Camilere yeni fonksiyonları
Diyanet kazandırıp durduğuna göre, İzzettin Doğan Hocaefendi’nin sözünü ettiği
bu yeni fonksiyonlar, belli ki kendi inançları içinde camiye yer vermeyi kabul
etmeyen Alevi toplulukları camiye çekme ve cami içinde eritme fonksiyonlarıdır!

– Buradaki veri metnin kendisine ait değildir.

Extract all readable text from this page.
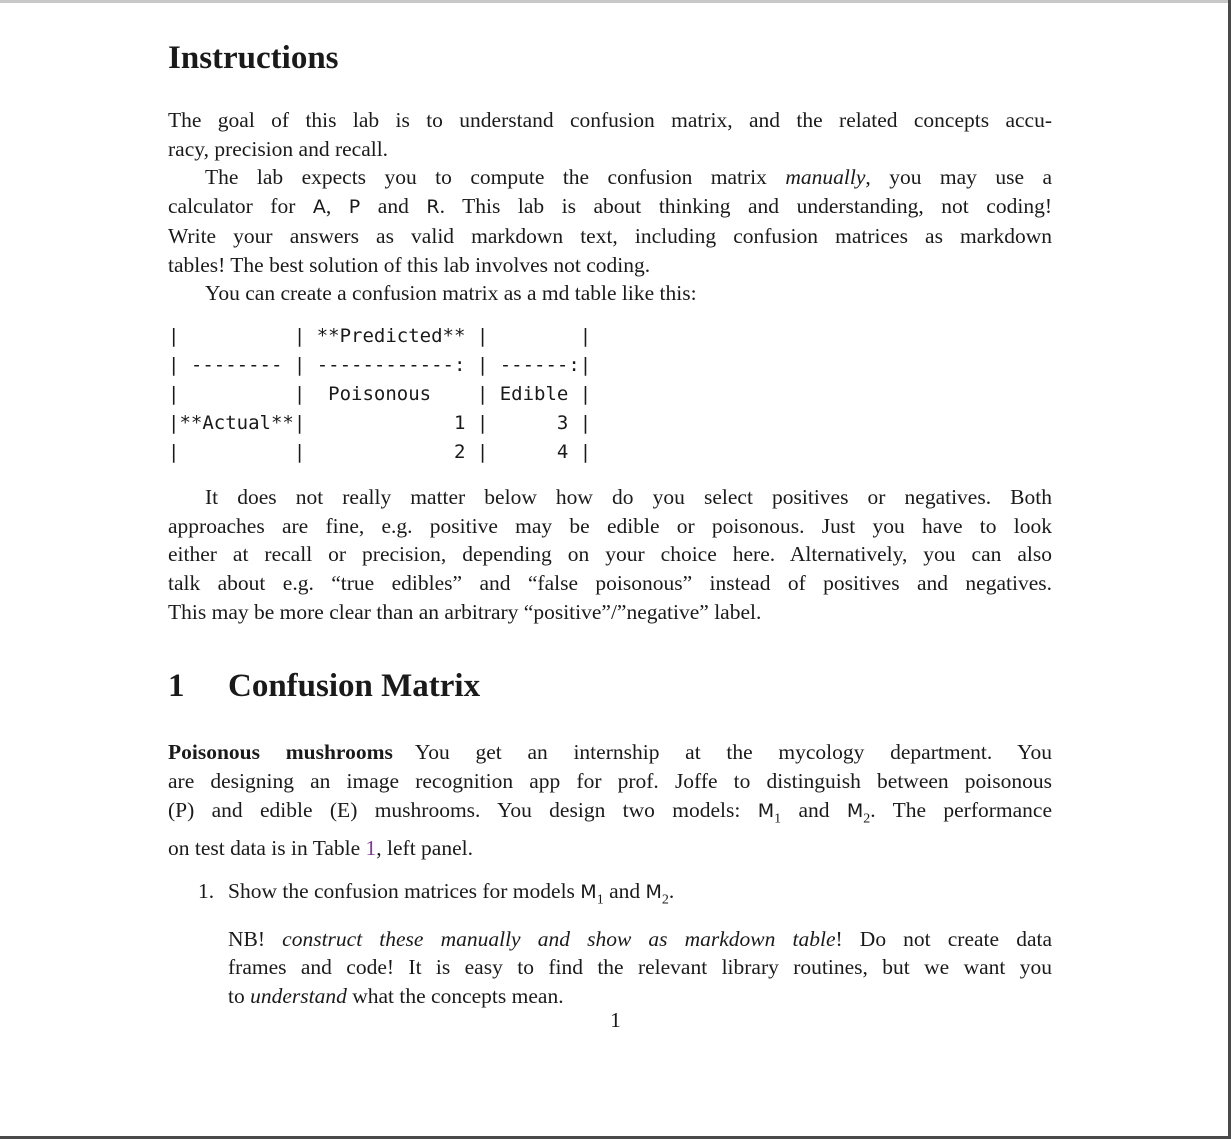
Instructions
The goal of this lab is to understand confusion matrix, and the related concepts accu-
racy, precision and recall.
The lab expects you to compute the confusion matrix manually, you may use a
calculator for A, P and R. This lab is about thinking and understanding, not coding!
Write your answers as valid markdown text, including confusion matrices as markdown
tables! The best solution of this lab involves not coding.
You can create a confusion matrix as a md table like this:
|          | **Predicted** |        |
| -------- | ------------: | ------:|
|          |  Poisonous    | Edible |
|**Actual**|             1 |      3 |
|          |             2 |      4 |
It does not really matter below how do you select positives or negatives. Both
approaches are fine, e.g. positive may be edible or poisonous. Just you have to look
either at recall or precision, depending on your choice here. Alternatively, you can also
talk about e.g. “true edibles” and “false poisonous” instead of positives and negatives.
This may be more clear than an arbitrary “positive”/”negative” label.
1 Confusion Matrix
Poisonous mushrooms You get an internship at the mycology department. You
are designing an image recognition app for prof. Joffe to distinguish between poisonous
(P) and edible (E) mushrooms. You design two models: $M_1$ and $M_2$. The performance
on test data is in Table 1, left panel.
1. Show the confusion matrices for models $M_1$ and $M_2$.
NB! construct these manually and show as markdown table! Do not create data
frames and code! It is easy to find the relevant library routines, but we want you
to understand what the concepts mean.
1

Bu kadar açık sözlülükle kendi
konumunu kamuoyuyla paylaşan bu şahsı bir kez daha açık sözlülüğe davet
ediyoruz: Bu büyük yatırımın tüm maliyetini Fethullahçı cemaat karşılayacağına,
siz bir kuruş bile harcamayacağınıza göre, bunun karşılığında onlara siz ne
vereceksiniz? Neyin sözünü verdiniz; Alevileri ve Aleviliği Fethullahçılığa ve
devlete tapınmaya teslimden gayrı?
Herkes bilmelidir ki Cem evleri
bizim ibadethanemizdir ve ibadethane olarak sayılması için yanında ne camiye
ihtiyacı vardır, ne başka bir mescide!
Bu projesiyle ortaya konan şey,
açıkça bir ibadethane olarak cemevlerinin meşruiyetini ve bu meşruiyetten doğan
haklı talepleri ortadan kaldırma ve Alevi itikatlarını inkar ve Sünnileşmiş bir
Aleviliği, Alevi topluluklara dayatma
projesidir.
Herkes bilmelidir ki sıklıkla tüm
muktedirlerin iddia ettiği gibi, sorun kardeşlik sorunu değildir! Aleviler
hiçbir inanç grubuna önyargıyla yaklaşmadığı, onlara düşmanlık etmediği gibi,
aynı ölçüde kendi başlarına saygı görme hakkına, diğer inanç topluluklarının sahip
olduğu tüm haklara bihakkın layıktır! Aleviliği soysuzlaştırıp Sünnileştirerek
hak sahibi kılmaya çalışmak demek, Aleviler Sünnileştikçe, Aleviliğin değil,
Fethullahçı bir Sünniliğin haklarının daha da genişletilmesi demektir! Buna
dönek olarak geliştirilmiş bu proje, kendini topluluklara kabul ettirmek için,
sanki Alevi topluluklar Sünni topluluklara düşmanmış gibi, kardeşlik
vaazlarıyla topluluklararası nifak tohumları serpmektedir!
Herkes bilmelidir ki:
Değil bir, bin proje de yapsanız;
Türkiye’deki inanç topluluklarının çeşitliliğini değil bir, bin kez de inkar
etseniz bizler tüm haklılığımızla, tüm taleplerimizle burada olmaya ve her
seferinde, her platformda zulmünü zalimin suratına haykırmaya devam edeceğiz!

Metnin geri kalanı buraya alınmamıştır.